From the article:
> I was later surprised all the real world find implementations I examined use tree-walk interpreters instead.
I’m not sure why this would be surprising. The find utility is totally dominated by disk IOPS. The interpretation performance of find conditions is totally swamped by reading stuff from disk. So, keep it simple and just use a tree-walk interpreter.
Is it truly simpler to do that?
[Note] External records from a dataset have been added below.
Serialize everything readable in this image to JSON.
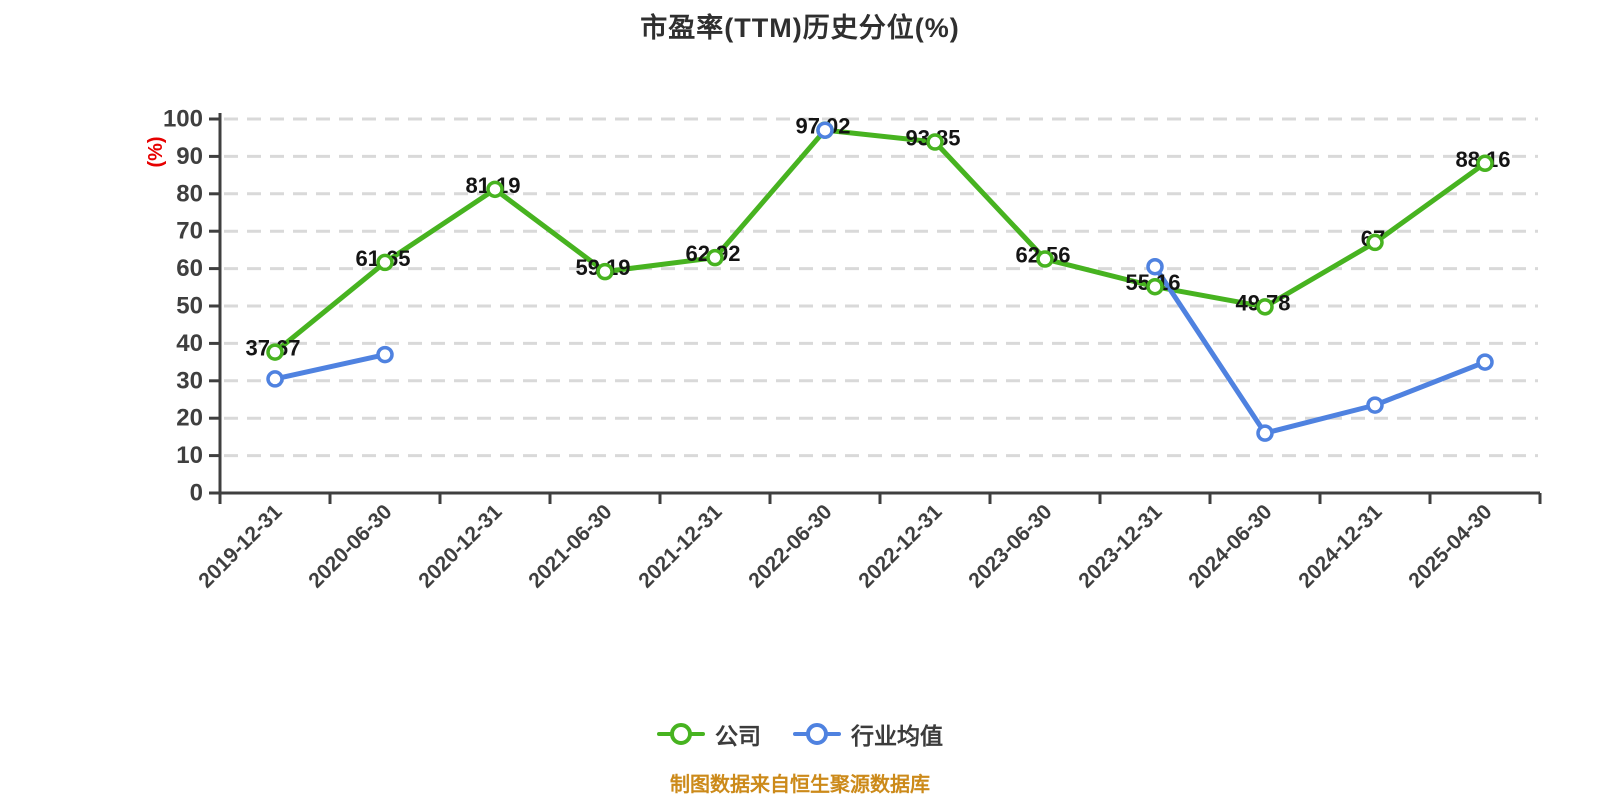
{
  "chart_data": {
    "type": "line",
    "title": "市盈率(TTM)历史分位(%)",
    "y_axis": {
      "name": "(%)",
      "name_color": "#e60000",
      "min": 0,
      "max": 100,
      "tick_step": 10,
      "ticks": [
        0,
        10,
        20,
        30,
        40,
        50,
        60,
        70,
        80,
        90,
        100
      ]
    },
    "categories": [
      "2019-12-31",
      "2020-06-30",
      "2020-12-31",
      "2021-06-30",
      "2021-12-31",
      "2022-06-30",
      "2022-12-31",
      "2023-06-30",
      "2023-12-31",
      "2024-06-30",
      "2024-12-31",
      "2025-04-30"
    ],
    "series": [
      {
        "name": "公司",
        "color": "#47b320",
        "values": [
          37.67,
          61.65,
          81.19,
          59.19,
          62.92,
          97.02,
          93.85,
          62.56,
          55.16,
          49.78,
          67,
          88.16
        ],
        "labels": [
          "37.67",
          "61.65",
          "81.19",
          "59.19",
          "62.92",
          "97.02",
          "93.85",
          "62.56",
          "55.16",
          "49.78",
          "67",
          "88.16"
        ]
      },
      {
        "name": "行业均值",
        "color": "#4f82e0",
        "values": [
          30.5,
          37,
          null,
          null,
          null,
          97,
          null,
          null,
          60.5,
          16,
          23.5,
          35
        ],
        "labels": []
      }
    ],
    "grid": {
      "horizontal_dashed": true
    },
    "legend_position": "bottom"
  },
  "footer": {
    "source_note": "制图数据来自恒生聚源数据库"
  }
}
A separate “command line to byte codes” module would be way easier to test than one that also does the work, including making any necessary syscalls.
Also, decreasing CPU usage many not speed up find (much), but it would leave more time for running other processes.
Yeah that's basically what was discussed here: https://lobste.rs/s/xz6fwz/unix_find_expressions_compiled_by...
And then I pointed to this article on databases: https://notes.eatonphil.com/2023-09-21-how-do-databases-exec...
Even MySQL, Duck DB, and Cockroach DB apparently use tree-walking to evaluate expressions, not bytecode!
Probably for the same reason - many parts are dominated by I/O, so the work on optimization goes elsewhere
And MySQL is a super-mature codebase
The assumption that "find" performance is dominated by disk IOPS is not generally valid.
For instance, I normally compile big software projects in RAM disks (Linux tmpfs), because I typically use computers with no less than 64 GB of DRAM.
Such big software projects may have very great numbers of files and subdirectories and their building scripts may use "find".
In such a case there are no SSD or HDD I/O operations, everything is done in the main memory, so the intrinsic performance of "find" may matter.